Keep in mind that the location(s) you pick impact whether you can use sensitive information types, sensitivity labels and retention labels as well as the actions that are available. See, Data Loss Prevention policy reference.
Complex rule design
The above HIPPA content in SharePoint and OneDrive is a simple example of a DLP policy. The DLP rule builder supports boolean logic (AND, OR, NOT) and nested groups.
- All existing Exceptions are replaced with a NOT condition in a nested group inside of the Conditions.
- You need to create groups in order to use multiple operators as shown in the video.
When an action in Office desktop client apps, (Word, Outlook, Excel, and PowerPoint) matches a policy that uses complex conditions, the user will only see policy tips for rules that use the Content contains sensitive information condition.
Here's a video that shows how you'd map two complex policy intent statements to policies in the rule builder.
Example 1 We need to block emails to all recipients that contain credit card numbers, OR that have the 'highly confidential' sensitivity label applied, but do NOT block the email if it is sent from someone on the finance team to email@example.com
Example 2 Contoso needs to block all emails that contain a password protected file OR a zip document file extension ('zip' or '7z'), but do NOT block the email if the recipient is in the contoso.com domain OR the fabrikam.com domain, OR the sender is a member of the Contoso HR group.
Policy Design Process
Complete the steps in Plan for data loss prevention (DLP) - by working through this article you will:
Familiarize yourself with Data Loss Prevention policy reference so that you understand all the components of a DLP policy and how each one influences the behavior of a policy.
Familiarize yourself with What the DLP policy templates include.
Develop your policy intent statement with your key stakeholders. Refer to the example earlier in this article.
Determine how this policy fits into your overall DLP policy strategy.
Policies can't be renamed once they are created. If you must rename a policy, you will have to create a new one with the desired name and retire the old one. So decide on the naming structure that all your policies will use now.
Map the items in your policy intent statement to configuration options.
Decide which policy template you will start from, predefined or custom.
Go through the template and assemble all information required before you create the policy.
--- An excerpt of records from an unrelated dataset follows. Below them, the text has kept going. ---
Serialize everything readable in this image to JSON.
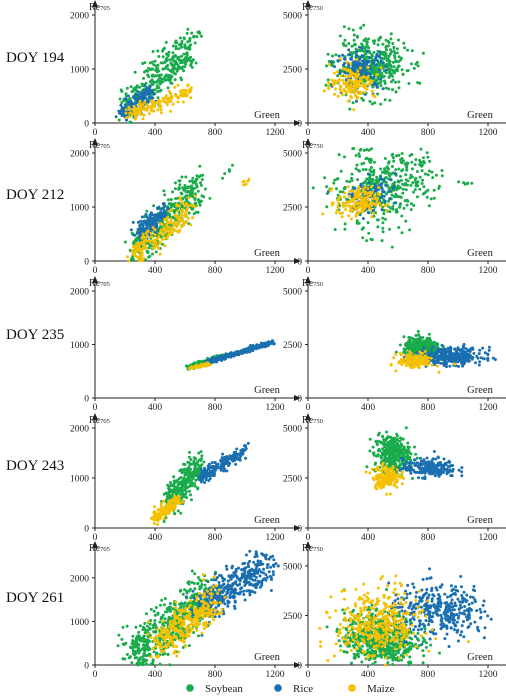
{
  "legend": [
    {
      "name": "Soybean",
      "color": "#1aab4c"
    },
    {
      "name": "Rice",
      "color": "#1a6fb0"
    },
    {
      "name": "Maize",
      "color": "#f5c000"
    }
  ],
  "x_axis_label": "Green",
  "row_labels": [
    "DOY 194",
    "DOY 212",
    "DOY 235",
    "DOY 243",
    "DOY 261"
  ],
  "chart_data": [
    {
      "type": "scatter",
      "row": "DOY 194",
      "ylabel": "Re705",
      "xlabel": "Green",
      "xlim": [
        0,
        1200
      ],
      "ylim": [
        0,
        2000
      ],
      "xticks": [
        0,
        400,
        800,
        1200
      ],
      "yticks": [
        0,
        1000,
        2000
      ],
      "series": [
        {
          "name": "Soybean",
          "color": "#1aab4c",
          "cluster": {
            "start": [
              190,
              250
            ],
            "end": [
              640,
              1380
            ],
            "spread": 90,
            "count": 360,
            "outlier": [
              700,
              1640
            ]
          }
        },
        {
          "name": "Rice",
          "color": "#1a6fb0",
          "cluster": {
            "start": [
              170,
              170
            ],
            "end": [
              380,
              560
            ],
            "spread": 50,
            "count": 140
          }
        },
        {
          "name": "Maize",
          "color": "#f5c000",
          "cluster": {
            "start": [
              230,
              160
            ],
            "end": [
              640,
              600
            ],
            "spread": 70,
            "count": 150
          }
        }
      ]
    },
    {
      "type": "scatter",
      "row": "DOY 194",
      "ylabel": "Re750",
      "xlabel": "Green",
      "xlim": [
        0,
        1200
      ],
      "ylim": [
        0,
        5000
      ],
      "xticks": [
        0,
        400,
        800,
        1200
      ],
      "yticks": [
        0,
        2500,
        5000
      ],
      "series": [
        {
          "name": "Soybean",
          "color": "#1aab4c",
          "blob": {
            "center": [
              420,
              2600
            ],
            "sx": 120,
            "sy": 650,
            "count": 420
          }
        },
        {
          "name": "Rice",
          "color": "#1a6fb0",
          "blob": {
            "center": [
              350,
              2500
            ],
            "sx": 80,
            "sy": 450,
            "count": 170
          }
        },
        {
          "name": "Maize",
          "color": "#f5c000",
          "blob": {
            "center": [
              300,
              1900
            ],
            "sx": 75,
            "sy": 380,
            "count": 150
          }
        }
      ]
    },
    {
      "type": "scatter",
      "row": "DOY 212",
      "ylabel": "Re705",
      "xlabel": "Green",
      "xlim": [
        0,
        1200
      ],
      "ylim": [
        0,
        2000
      ],
      "xticks": [
        0,
        400,
        800,
        1200
      ],
      "yticks": [
        0,
        1000,
        2000
      ],
      "series": [
        {
          "name": "Soybean",
          "color": "#1aab4c",
          "cluster": {
            "start": [
              250,
              200
            ],
            "end": [
              700,
              1380
            ],
            "spread": 90,
            "count": 380,
            "outlier": [
              880,
              1650
            ]
          }
        },
        {
          "name": "Rice",
          "color": "#1a6fb0",
          "cluster": {
            "start": [
              280,
              480
            ],
            "end": [
              470,
              950
            ],
            "spread": 50,
            "count": 150
          }
        },
        {
          "name": "Maize",
          "color": "#f5c000",
          "cluster": {
            "start": [
              250,
              80
            ],
            "end": [
              640,
              980
            ],
            "spread": 70,
            "count": 200,
            "outlier": [
              1010,
              1480
            ]
          }
        }
      ]
    },
    {
      "type": "scatter",
      "row": "DOY 212",
      "ylabel": "Re750",
      "xlabel": "Green",
      "xlim": [
        0,
        1200
      ],
      "ylim": [
        0,
        5000
      ],
      "xticks": [
        0,
        400,
        800,
        1200
      ],
      "yticks": [
        0,
        2500,
        5000
      ],
      "series": [
        {
          "name": "Soybean",
          "color": "#1aab4c",
          "cluster": {
            "start": [
              300,
              2700
            ],
            "end": [
              720,
              4200
            ],
            "spread": 320,
            "count": 420,
            "outlier": [
              1040,
              3600
            ]
          }
        },
        {
          "name": "Rice",
          "color": "#1a6fb0",
          "cluster": {
            "start": [
              340,
              2800
            ],
            "end": [
              500,
              3300
            ],
            "spread": 150,
            "count": 110
          }
        },
        {
          "name": "Maize",
          "color": "#f5c000",
          "blob": {
            "center": [
              330,
              2700
            ],
            "sx": 70,
            "sy": 350,
            "count": 160
          }
        }
      ]
    },
    {
      "type": "scatter",
      "row": "DOY 235",
      "ylabel": "Re705",
      "xlabel": "Green",
      "xlim": [
        0,
        1200
      ],
      "ylim": [
        0,
        2000
      ],
      "xticks": [
        0,
        400,
        800,
        1200
      ],
      "yticks": [
        0,
        1000,
        2000
      ],
      "series": [
        {
          "name": "Soybean",
          "color": "#1aab4c",
          "cluster": {
            "start": [
              620,
              560
            ],
            "end": [
              870,
              800
            ],
            "spread": 25,
            "count": 220
          }
        },
        {
          "name": "Rice",
          "color": "#1a6fb0",
          "cluster": {
            "start": [
              760,
              680
            ],
            "end": [
              1180,
              1040
            ],
            "spread": 28,
            "count": 260
          }
        },
        {
          "name": "Maize",
          "color": "#f5c000",
          "cluster": {
            "start": [
              640,
              560
            ],
            "end": [
              760,
              640
            ],
            "spread": 18,
            "count": 60
          }
        }
      ]
    },
    {
      "type": "scatter",
      "row": "DOY 235",
      "ylabel": "Re750",
      "xlabel": "Green",
      "xlim": [
        0,
        1200
      ],
      "ylim": [
        0,
        5000
      ],
      "xticks": [
        0,
        400,
        800,
        1200
      ],
      "yticks": [
        0,
        2500,
        5000
      ],
      "series": [
        {
          "name": "Soybean",
          "color": "#1aab4c",
          "blob": {
            "center": [
              760,
              2350
            ],
            "sx": 60,
            "sy": 230,
            "count": 320
          }
        },
        {
          "name": "Rice",
          "color": "#1a6fb0",
          "blob": {
            "center": [
              950,
              1950
            ],
            "sx": 110,
            "sy": 200,
            "count": 320
          }
        },
        {
          "name": "Maize",
          "color": "#f5c000",
          "blob": {
            "center": [
              720,
              1750
            ],
            "sx": 60,
            "sy": 180,
            "count": 130
          }
        }
      ]
    },
    {
      "type": "scatter",
      "row": "DOY 243",
      "ylabel": "Re705",
      "xlabel": "Green",
      "xlim": [
        0,
        1200
      ],
      "ylim": [
        0,
        2000
      ],
      "xticks": [
        0,
        400,
        800,
        1200
      ],
      "yticks": [
        0,
        1000,
        2000
      ],
      "series": [
        {
          "name": "Soybean",
          "color": "#1aab4c",
          "cluster": {
            "start": [
              480,
              500
            ],
            "end": [
              700,
              1250
            ],
            "spread": 60,
            "count": 300
          }
        },
        {
          "name": "Rice",
          "color": "#1a6fb0",
          "cluster": {
            "start": [
              700,
              1000
            ],
            "end": [
              1000,
              1550
            ],
            "spread": 45,
            "count": 200
          }
        },
        {
          "name": "Maize",
          "color": "#f5c000",
          "cluster": {
            "start": [
              400,
              200
            ],
            "end": [
              560,
              550
            ],
            "spread": 35,
            "count": 150
          }
        }
      ]
    },
    {
      "type": "scatter",
      "row": "DOY 243",
      "ylabel": "Re750",
      "xlabel": "Green",
      "xlim": [
        0,
        1200
      ],
      "ylim": [
        0,
        5000
      ],
      "xticks": [
        0,
        400,
        800,
        1200
      ],
      "yticks": [
        0,
        2500,
        5000
      ],
      "series": [
        {
          "name": "Soybean",
          "color": "#1aab4c",
          "blob": {
            "center": [
              560,
              3700
            ],
            "sx": 60,
            "sy": 480,
            "count": 320
          }
        },
        {
          "name": "Rice",
          "color": "#1a6fb0",
          "blob": {
            "center": [
              810,
              3000
            ],
            "sx": 90,
            "sy": 230,
            "count": 220
          }
        },
        {
          "name": "Maize",
          "color": "#f5c000",
          "blob": {
            "center": [
              520,
              2550
            ],
            "sx": 45,
            "sy": 280,
            "count": 160
          }
        }
      ]
    },
    {
      "type": "scatter",
      "row": "DOY 261",
      "ylabel": "Re705",
      "xlabel": "Green",
      "xlim": [
        0,
        1200
      ],
      "ylim": [
        0,
        2500
      ],
      "xticks": [
        0,
        400,
        800,
        1200
      ],
      "yticks": [
        0,
        1000,
        2000
      ],
      "series": [
        {
          "name": "Soybean",
          "color": "#1aab4c",
          "cluster": {
            "start": [
              250,
              150
            ],
            "end": [
              750,
              1600
            ],
            "spread": 130,
            "count": 550
          }
        },
        {
          "name": "Rice",
          "color": "#1a6fb0",
          "cluster": {
            "start": [
              700,
              1300
            ],
            "end": [
              1150,
              2300
            ],
            "spread": 120,
            "count": 380
          }
        },
        {
          "name": "Maize",
          "color": "#f5c000",
          "cluster": {
            "start": [
              400,
              400
            ],
            "end": [
              800,
              1500
            ],
            "spread": 100,
            "count": 280
          }
        }
      ]
    },
    {
      "type": "scatter",
      "row": "DOY 261",
      "ylabel": "Re750",
      "xlabel": "Green",
      "xlim": [
        0,
        1200
      ],
      "ylim": [
        0,
        5500
      ],
      "xticks": [
        0,
        400,
        800,
        1200
      ],
      "yticks": [
        0,
        2500,
        5000
      ],
      "series": [
        {
          "name": "Soybean",
          "color": "#1aab4c",
          "blob": {
            "center": [
              480,
              1300
            ],
            "sx": 120,
            "sy": 700,
            "count": 600
          }
        },
        {
          "name": "Rice",
          "color": "#1a6fb0",
          "blob": {
            "center": [
              880,
              2700
            ],
            "sx": 170,
            "sy": 650,
            "count": 380
          }
        },
        {
          "name": "Maize",
          "color": "#f5c000",
          "blob": {
            "center": [
              470,
              2000
            ],
            "sx": 140,
            "sy": 900,
            "count": 380
          }
        }
      ]
    }
  ]
}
It's likely that you will find that there are some configuration points that aren't covered in your policy intent statement. That's ok. Go back to your stakeholders to iron out the requirements for any missing configuration points.
Document the configuration of all the policy settings and review them with your stakeholders. You can re-use your policy intent statement mapping to configuration points, which is now fully fleshed out.